3/08/2013

"Busy, busy, busy", ´13


Many years in the future, more than a decade after graduation, I’m 33 years old and the iPod which has long since replaced the CD player I kind of stole from Kay after he moved out of the old apartment downtown has begun to feel like an honest to god antique. Cybill and Bryce, comrades-in-arms for the fourth yuga, will rant and rave incessantly during the Sunday luncheons about the fifth version of the iPhone. To me, to whom the touchscreen is still something out of Epcot Center.

It’s close to two in the morning and I’m sipping from Cybill’s diet ice tea but without my usual late-night, all-by-myself cocktail party mixture of Stolichnaya and the anxiolytics. I’d probably also murder for a bottle of red wine right now, name the grape, come what might, and the refrigerator’s actually filled to the brim this time around but alas, no alcohol and no chocolate.

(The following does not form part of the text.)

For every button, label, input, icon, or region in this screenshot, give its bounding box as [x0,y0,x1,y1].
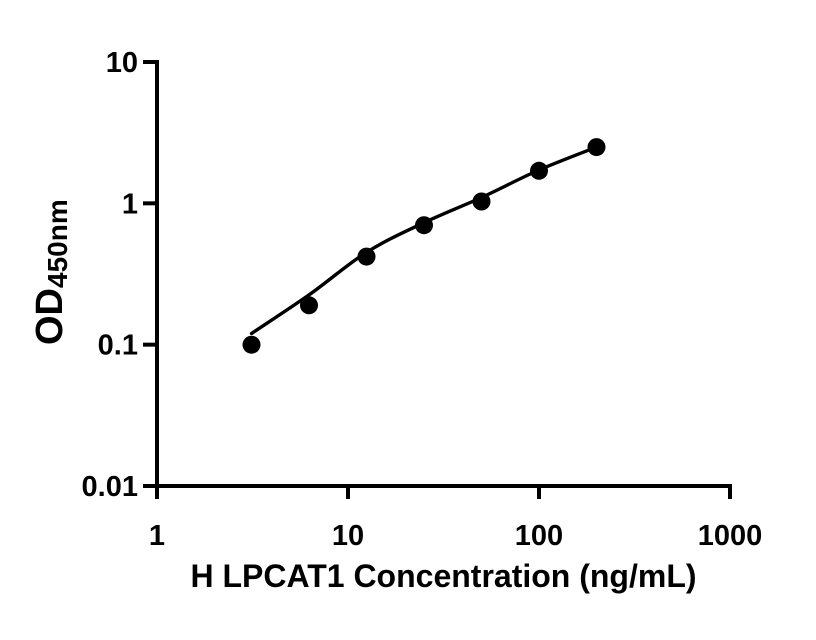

I have been working twelve, fourteen hours a day and barely getting any sleep at night. So I kind of get tanked instead of having dinner most nights and barely get any sleep. Still I make it to the office at eight and things sort of work out all right in the end. We grow old and what do you know, there’s some actual solace from recreational drug use.  Some local B-list singer was found dead the other day and the word Cocaine sort of popped up on the newspapers more often than Hugo Chávez.

But still…

But still, I have recently taken to going back the stacks upon stacks of books I keep at my place, you know, all those old books back from my College days and the gloomy, dark years that ensued and it’s like meeting up with old friends as I wait for the sleeping pills to work their magic. They are all there, see, Vonnegut and Salinger and Ellis and Kerouac, like guards mounting the ramparts and turrets at a garrison outside of time, waiting for us refugees from the twentieth century. And once we make it to the gates we are asked to provide a password, some key word od coded cypher so as to be allowed inside and tucked in for safety— such as the forgotten phone numbers we find inscribed in our own handwriting on the inside of a book’s cover, or a phantasmagoric slip of paper from an organ grinder that slips from in-between pages and falls to the ground, with the promise of a prophecy or the enchantment of a prayer.